Meervoudige Belastingkamer

Kenmerk: 14/00351

Uitspraak op het hoger beroep van

de inspecteur van de Belastingdienst

hierna: de Inspecteur

tegen de uitspraak van Rechtbank Zeeland-West-Brabant (hierna: de Rechtbank) van 12 februari 2014, nummer AWB 12/7491 in het geding tussen

[belanghebbende] B.V.,

gevestigd te [vestigingsplaats],

hierna: belanghebbende,

en

de Inspecteur,

betreffende de hierna vermelde beschikking teruggaaf omzetbelasting.
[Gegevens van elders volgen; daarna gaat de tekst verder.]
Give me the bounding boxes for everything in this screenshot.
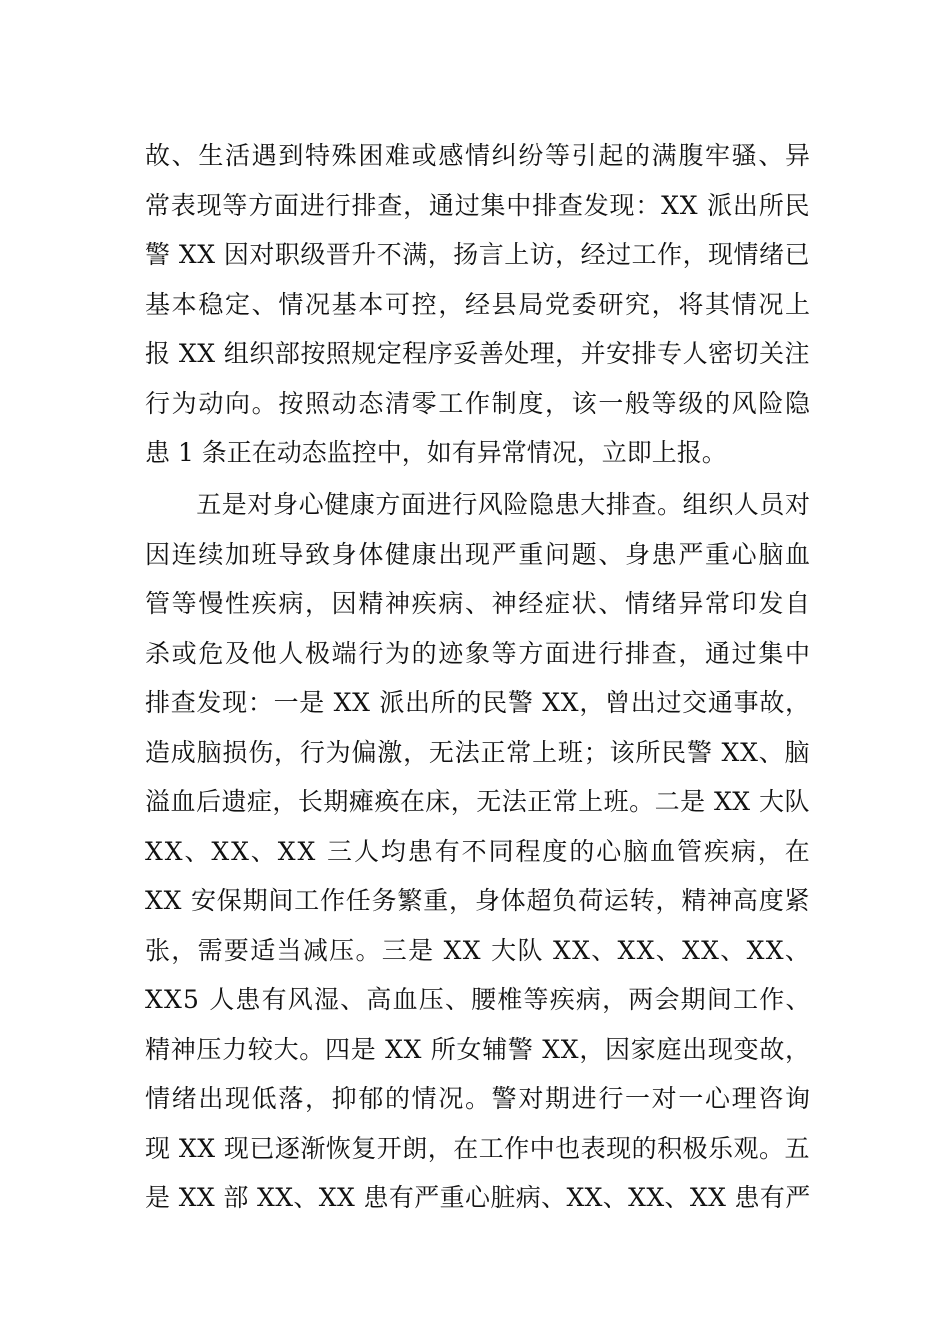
paragraph-line [145,131,810,181]
paragraph-line [145,629,810,679]
line-text: 基本稳定、情况基本可控，经县局党委研究，将其情况上 [145,289,812,319]
paragraph-line [145,728,810,778]
line-text: 患 1 条正在动态监控中，如有异常情况，立即上报。 [145,438,727,467]
line-text: 故、生活遇到特殊困难或感情纠纷等引起的满腹牢骚、异 [145,141,812,170]
line-text: XX 安保期间工作任务繁重，身体超负荷运转，精神高度紧 [145,886,811,915]
line-text: 张，需要适当减压。三是 XX 大队 XX、XX、XX、XX、 [145,935,812,965]
paragraph-line [145,1124,810,1174]
paragraph-line [145,876,810,926]
line-text: XX5 人患有风湿、高血压、腰椎等疾病，两会期间工作、 [145,985,812,1014]
line-text: 报 XX 组织部按照规定程序妥善处理，并安排专人密切关注 [145,339,810,368]
paragraph-line [145,379,810,429]
paragraph-1 [145,131,810,478]
paragraph-2 [145,480,810,1223]
paragraph-line [145,329,810,379]
paragraph-line [145,975,810,1025]
paragraph-line [145,1074,810,1124]
line-text: 五是对身心健康方面进行风险隐患大排查。组织人员对 [145,490,811,519]
paragraph-line [145,230,810,280]
line-text: 造成脑损伤，行为偏激，无法正常上班；该所民警 XX、脑 [145,737,811,767]
paragraph-line [145,480,810,530]
paragraph-line [145,579,810,629]
paragraph-line [145,280,810,330]
paragraph-line [145,530,810,580]
paragraph-line [145,777,810,827]
paragraph-line [145,1025,810,1075]
line-text: 排查发现：一是 XX 派出所的民警 XX，曾出过交通事故， [145,688,811,717]
paragraph-line [145,678,810,728]
line-text: 行为动向。按照动态清零工作制度，该一般等级的风险隐 [145,388,812,418]
paragraph-line [145,827,810,877]
paragraph-line [145,926,810,976]
line-text: XX、XX、XX 三人均患有不同程度的心脑血管疾病，在 [145,836,812,866]
line-text: 是 XX 部 XX、XX 患有严重心脏病、XX、XX、XX 患有严 [145,1183,811,1212]
line-text: 因连续加班导致身体健康出现严重问题、身患严重心脑血 [145,539,812,569]
paragraph-line [145,181,810,231]
paragraph-line [145,428,810,478]
line-text: 精神压力较大。四是 XX 所女辅警 XX，因家庭出现变故， [145,1034,811,1064]
line-text: 溢血后遗症，长期瘫痪在床，无法正常上班。二是 XX 大队 [145,787,810,816]
line-text: 管等慢性疾病，因精神疾病、神经症状、情绪异常印发自 [145,589,812,618]
line-text: 现 XX 现已逐渐恢复开朗，在工作中也表现的积极乐观。五 [145,1133,810,1163]
paragraph-line [145,1173,810,1223]
line-text: 情绪出现低落，抑郁的情况。警对期进行一对一心理咨询 [145,1084,812,1113]
line-text: 常表现等方面进行排查，通过集中排查发现：XX 派出所民 [145,190,811,220]
line-text: 杀或危及他人极端行为的迹象等方面进行排查，通过集中 [145,638,812,668]
line-text: 警 XX 因对职级晋升不满，扬言上访，经过工作，现情绪已 [145,240,810,269]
1 Ontstaan en loop van het geding

1.1.

Bij brief van 1 december 2011 heeft belanghebbende voor het tijdvak december 2011 verzocht om teruggave van omzetbelasting op grond van artikel 29, lid 1, onderdeel a, van de Wet op de omzetbelasting 1968 (hierna: de Wet OB 1968) tot een bedrag van € 159.664 ter zake van onbetaald gebleven facturen van in totaal € 1.000.000. Bij beschikking van 31 maart 2012 (nummer [nummer]) heeft de Inspecteur aan belanghebbende teruggave van omzetbelasting verleend tot een bedrag van € 83.823, zijnde 19/119e deel van € 525.000. Na daartegen gemaakt bezwaar heeft de Inspecteur bij de bestreden uitspraak het bezwaar afgewezen en de beschikking gehandhaafd.

1.2.

Belanghebbende is van deze uitspraak in beroep gekomen bij de Rechtbank. Ter zake van dit beroep heeft de griffier van de Rechtbank van belanghebbende een griffierecht geheven van € 310. De Rechtbank heeft het beroep gegrond verklaard, de uitspraak op bezwaar vernietigd, teruggaaf verleend tot een bedrag van € 68.872, de Inspecteur veroordeeld in de proceskosten van belanghebbende ten bedrage van € 1.217 en gelast dat de Inspecteur het door belanghebbende betaalde griffierecht van € 310 vergoedt.

1.3.

Tegen deze uitspraak heeft de Inspecteur hoger beroep ingesteld bij het Hof. Belanghebbende heeft een verweerschrift ingediend.

1.4.

Op grond van artikel 8:58 van de Algemene wet bestuursrecht heeft belanghebbende v óór de zitting nadere stukken ingediend. Deze stukken zijn in afschrift verstrekt aan de wederpartij.

1.5.

Het onderzoek ter zitting heeft plaatsgehad op 9 januari 2015 te ‘s-Hertogenbosch.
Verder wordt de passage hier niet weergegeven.